MORE M&A: Signet Jewelers, which owns Kay Jewelers and Jared the Galleria of Jewelry, said it is buying Zale's for $21 per share in cash. The news sent shares of both companies sharply higher. Zales jumped $5.98, or 40 percent, to $20.89 and Signet was up $13.99, or 18 percent, to $93.30. The Zales-Signet combination is the latest in a series of brand-name deals that have been announced in the last few weeks. On Monday, pharmaceutical giants Forest Laboratories and Actavis announced they would merge in a $25 billion deal.

"I suspect we'll see more M&A, with all the money these companies have on their balance sheets," said Ian Winer, director of trading at Wedbush Securities.

NOT SO FAST: Netflix fell $4.78, or 1 percent, to $432.07. The company is reportedly in a dispute with Verizon Communications and other telecom companies over the cost of carrying Netflix's programming over their networks.
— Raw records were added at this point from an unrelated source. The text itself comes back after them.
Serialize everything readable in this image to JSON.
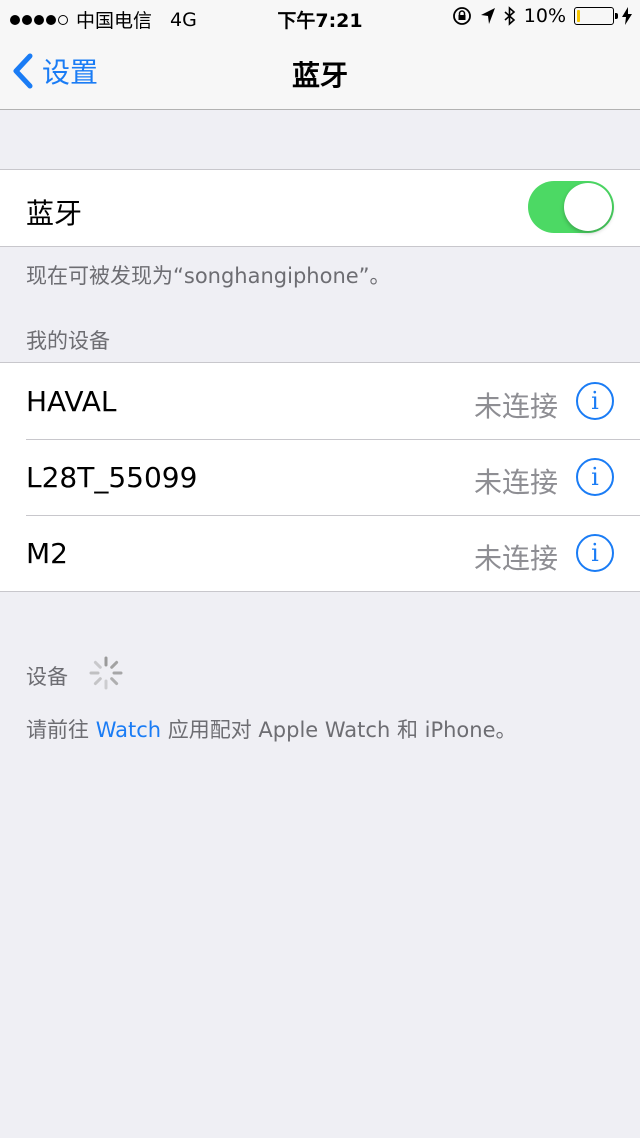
{
  "status_bar": {
    "carrier": "中国电信",
    "network": "4G",
    "time": "下午7:21",
    "battery": "10%",
    "battery_level": 0.1,
    "signal_bars_filled": 4,
    "signal_bars_total": 5
  },
  "nav": {
    "back_label": "设置",
    "title": "蓝牙"
  },
  "bluetooth": {
    "label": "蓝牙",
    "enabled": true,
    "toggle_color": "#4cd964",
    "discoverable_text": "现在可被发现为“songhangiphone”。"
  },
  "my_devices": {
    "header": "我的设备",
    "items": [
      {
        "name": "HAVAL",
        "status": "未连接"
      },
      {
        "name": "L28T_55099",
        "status": "未连接"
      },
      {
        "name": "M2",
        "status": "未连接"
      }
    ]
  },
  "devices": {
    "header": "设备",
    "hint_prefix": "请前往 ",
    "hint_link": "Watch",
    "hint_suffix": " 应用配对 Apple Watch 和 iPhone。"
  },
  "colors": {
    "accent": "#1a7cf5",
    "background": "#efeff4",
    "secondary_text": "#8e8e93"
  }
}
Netflix is one of the biggest users of Internet bandwidth in the U.S., and it usage continues to grow as more high-definition video becomes available. Verizon and other Internet service providers want Netflix to pay more to use their network, according to The Wall Street Journal and other news outlets.

TARIFF DECISION: U.S. Steel fell $1.89, or 7 percent, to $24.85. The Commerce Department decided not to impose tariffs on South Korean steel pipe makers. The U.S. is South Korea's biggest market for steel, and imports from Korea push down steel prices in the U.S., hurting companies like U.S. Steel.

NATURAL GAS SOARS: The price for natural gas jumped 60 cents, or 11 percent, to $6.15 per 1,000 cubic feet, the first time it's been over $6 in four years. Natural gas has climbed sharply this year, due in large part to the cold weather that has plagued most of the country, leading to higher-than-usual demand. Natural gas companies Chesapeake Energy and Devon Energy rose more than 2.5 percent. Energy giant Chevron was up $1.22, or 1 percent, to $113.93.